Come avete visto la mano di Dio all'opera nelle persone che avete servito durante la vostra missione?
- È un dono così grande che il Signore ci ha permesso di vivere! Una delle nostre figlie frequentava la classe dei bambini e siamo diventati amici della sua insegnante, naturalmente pagana. Avevamo bisogno di una badante che stesse con i nostri figli mentre noi andavamo all'Eucaristia e abbiamo chiesto a lei. Così ha iniziato a venire a casa nostra, a vedere come viviamo e a fare domande. È stata battezzata e si è anche sposata qualche mese fa e ora è suo marito a volersi battezzare.
I nostri figli hanno portato anche amici che, vedendo come viviamo, si sono affezionati sempre di più alla nostra famiglia e desiderano avere qualcosa di simile nella loro vita. Alcuni non sono riusciti a rompere con le tradizioni della loro casa, ma almeno conoscono un altro modo di vivere.
Ma i più grandi beneficiari della missione sono stati la nostra famiglia, noi come coppia di sposi, come abbiamo spiegato, e i nostri figli sui quali ci siamo sempre chiesti: abbiamo rovinato la vita dei nostri figli o sarà un dono che porterà frutto nel tempo? Ma "il Signore è stato grande con noi e noi siamo contenti": i nostri figli hanno imparato a vivere da Dio, letteralmente, e questo non si impara a scuola. È la cosa più importante che abbiamo insegnato loro.

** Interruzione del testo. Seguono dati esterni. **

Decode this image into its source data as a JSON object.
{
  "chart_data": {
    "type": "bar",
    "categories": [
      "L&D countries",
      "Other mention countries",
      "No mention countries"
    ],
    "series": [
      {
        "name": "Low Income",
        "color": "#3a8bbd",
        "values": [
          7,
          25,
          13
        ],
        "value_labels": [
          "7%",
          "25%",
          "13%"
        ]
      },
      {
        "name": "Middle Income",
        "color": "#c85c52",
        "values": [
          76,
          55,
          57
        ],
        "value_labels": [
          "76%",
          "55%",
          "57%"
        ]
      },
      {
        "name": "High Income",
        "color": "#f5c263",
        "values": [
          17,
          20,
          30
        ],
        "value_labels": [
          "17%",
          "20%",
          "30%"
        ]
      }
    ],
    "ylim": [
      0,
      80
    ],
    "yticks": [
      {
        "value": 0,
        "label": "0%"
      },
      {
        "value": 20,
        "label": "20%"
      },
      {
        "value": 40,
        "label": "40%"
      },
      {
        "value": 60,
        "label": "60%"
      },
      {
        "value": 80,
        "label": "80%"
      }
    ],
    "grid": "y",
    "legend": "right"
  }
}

Il nostro vescovo, D. Demetrio, ci ha detto prima di partire e questo è ciò che ci è rimasto impresso: "non c'è scuola migliore per i vostri figli che la missione". Ma il Signore ci sta permettendo di vedere anche dei frutti incredibili: la nostra figlia maggiore, Maria, è missionaria ad Harbin (Cina del Nord); il nostro quarto figlio, Jose Antonio, è appena entrato nel Seminario Missionario Diocesano Redemptoris Mater di Vienna; la nostra seconda figlia, Amalia, vuole sposarsi tra qualche mese e formare una famiglia cristiana aperta alla vita e nel suo cuore ha ancora l'inquietudine della missione (Dio gliene parlerà...). Quindi, di fronte a tutte le paure che possiamo avere per la vita dei nostri figli, Dio trabocca.